Langer Weg zur Studentenstadt

Veröffentlicht am 03.12.2011 in Soziales

Auf der 1. Begrüßungsparty für die neuen Studenten in Gera herrschte zu später Stunde im Clubzentrum Comma Superstimmung. Die Fortsetzung ist von den Förderern und der Stadt Gera geplant.

Gera. "Als Studentenstadt tut sich Gera noch ein bisschen schwer." Darin sind sich Stephan Fischer, André Göthe und Stefan Böhnke einig. Der ehemalige Berufsakademie-Student aus Schmölln, der TU-Student aus Dresden und der Akustik-Azubi aus Gera waren die Ersten, die am Donnerstagabend im Clubzentrum Comma auftauchten. Dorthin hatten die Stadt Gera, der Studenten-Förderverein und weitere Förderer eingeladen zur 1. Begrüßungsparty für Studenten von Berufsakademie und Fachhochschule.

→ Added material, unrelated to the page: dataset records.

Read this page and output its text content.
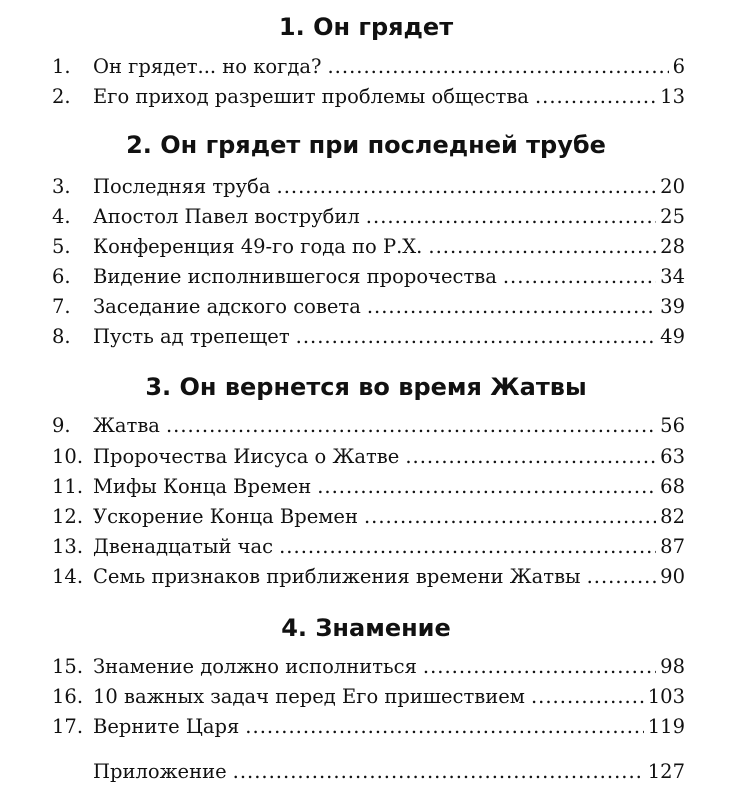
1. Он грядет
1. Он грядет... но когда? . . .	6
2. Его приход разрешит проблемы общества . . .	13
2. Он грядет при последней трубе
3. Последняя труба . . .	20
4. Апостол Павел вострубил . . .	25
5. Конференция 49-го года по Р.Х. . . .	28
6. Видение исполнившегося пророчества . . .	34
7. Заседание адского совета . . .	39
8. Пусть ад трепещет . . .	49
3. Он вернется во время Жатвы
9. Жатва . . .	56
10. Пророчества Иисуса о Жатве . . .	63
11. Мифы Конца Времен . . .	68
12. Ускорение Конца Времен . . .	82
13. Двенадцатый час . . .	87
14. Семь признаков приближения времени Жатвы . . .	90
4. Знамение
15. Знамение должно исполниться . . .	98
16. 10 важных задач перед Его пришествием . . .	103
17. Верните Царя . . .	119
Приложение . . .	127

"Eine tolle Idee, so was gab es zu meiner Studienzeit nicht und wann ist in Gera für junge Leute in der Woche schon mal was los, das muss man nutzen", meinte Stephan Fischer. "Auch eine Gelegenheit, sich untereinander kennenzulernen", sagte Nathalie Siggelkohr auf der Party. Die junge Hamburgerin hat am Montag ihr BA-Studium als künftige Handelsexpertin angetreten und fühlt sich im "kleinen Gera" schon recht wohl. Auch ihre Kommilitonin Kerstin Baier aus Regensburg war positiv vom "gemütlichen Gera und vom Weihnachtsmarkt" angetan und freute sich, sich auf der Party auch mit höheren Semestern austauschen zu können. Landsleute Bayern und Franken hatte im kleinen Saal nebenan schon mal in großer Runde Wasserpfeifen ausgepackt, um zu chillen. "Wir haben uns schon gut eingelebt", strahlte die 18-jährige Tanja Mauser übers ganze Gesicht.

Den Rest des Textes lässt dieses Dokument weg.